Not going to happen. There are exposure limits for most of those (set by HSE to prevent harm.) It is very rare indeed, maybe unknown (in the normal railway operating environment) for any contaminant to get anywhere near the limit set for 8 hours continuous exposure, let alone the higher limit tolerable for a 15-minute period which used to be set. Believe me, I spent half my working life making the measurements.

On top of that, finding sensors robust enough - and then keeping them all in calibration - would be an almost impossible task. You could never add this problem into a loco cab on top of just keeping railway traction units serviceable.

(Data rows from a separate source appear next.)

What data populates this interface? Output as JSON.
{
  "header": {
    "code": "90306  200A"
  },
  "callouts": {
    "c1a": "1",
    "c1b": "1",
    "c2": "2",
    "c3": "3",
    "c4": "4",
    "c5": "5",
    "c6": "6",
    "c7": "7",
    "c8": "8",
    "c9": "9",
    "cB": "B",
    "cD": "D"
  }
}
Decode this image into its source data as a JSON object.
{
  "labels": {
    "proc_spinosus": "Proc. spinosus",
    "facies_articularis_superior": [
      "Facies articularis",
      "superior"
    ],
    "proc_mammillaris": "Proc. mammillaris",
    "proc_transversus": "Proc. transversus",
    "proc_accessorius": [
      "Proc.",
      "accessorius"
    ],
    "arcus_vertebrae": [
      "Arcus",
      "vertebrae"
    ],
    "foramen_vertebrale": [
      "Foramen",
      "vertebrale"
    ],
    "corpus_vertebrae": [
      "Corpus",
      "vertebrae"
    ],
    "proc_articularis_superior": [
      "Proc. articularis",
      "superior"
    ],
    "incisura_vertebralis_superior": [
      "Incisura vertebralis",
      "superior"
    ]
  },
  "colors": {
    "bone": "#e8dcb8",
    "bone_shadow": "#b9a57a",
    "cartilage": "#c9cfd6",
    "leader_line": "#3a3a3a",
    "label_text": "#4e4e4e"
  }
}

Over and over again I found that a multi-gas instrument was unusable simply because one sensor had failed or gone out of calibration. A company in Stockport (who also do wiring looms for loco cabs, I think) developed a brilliant instrument concept where the sensor with its calibration software was on a module which could be swapped out for calibration or to change the instrument to what you wanted to measure. It should have been a world-beater.

(And by the way, if you can devise a machine to measure "air change rate" rather than some surrogate measure you might make a lot of money.)

Humidity is not a problem in its own right, but needs to be considered in conjunction with air temperature, radiant heat and physical work-rate. A few specialist instruments try to do 3 of the 4, but are fragile and expensive (besides having multiple sensors to fail.) They also don't know anything about the work rate around them!

I'm not saying everything is perfect, I can't wait for Standedge Tunnel to be electrified (or bypassed by a new electrified base tunnel) as the acid gases in diesel exhaust (NOx, maybe some SO2) trigger my asthma, to the point that I have an inhaler to hand if I go through it.

If we choose to set off in our car in the knowledge that the ventilation and a/c will make it bearable fairly quickly then that is our choice. If it's a "common user" vehicle or loco with no opening windows and a poor reputation for the reliability of the cooling or ventilation then not setting off in a furnace you can't escape from seems quite sensible.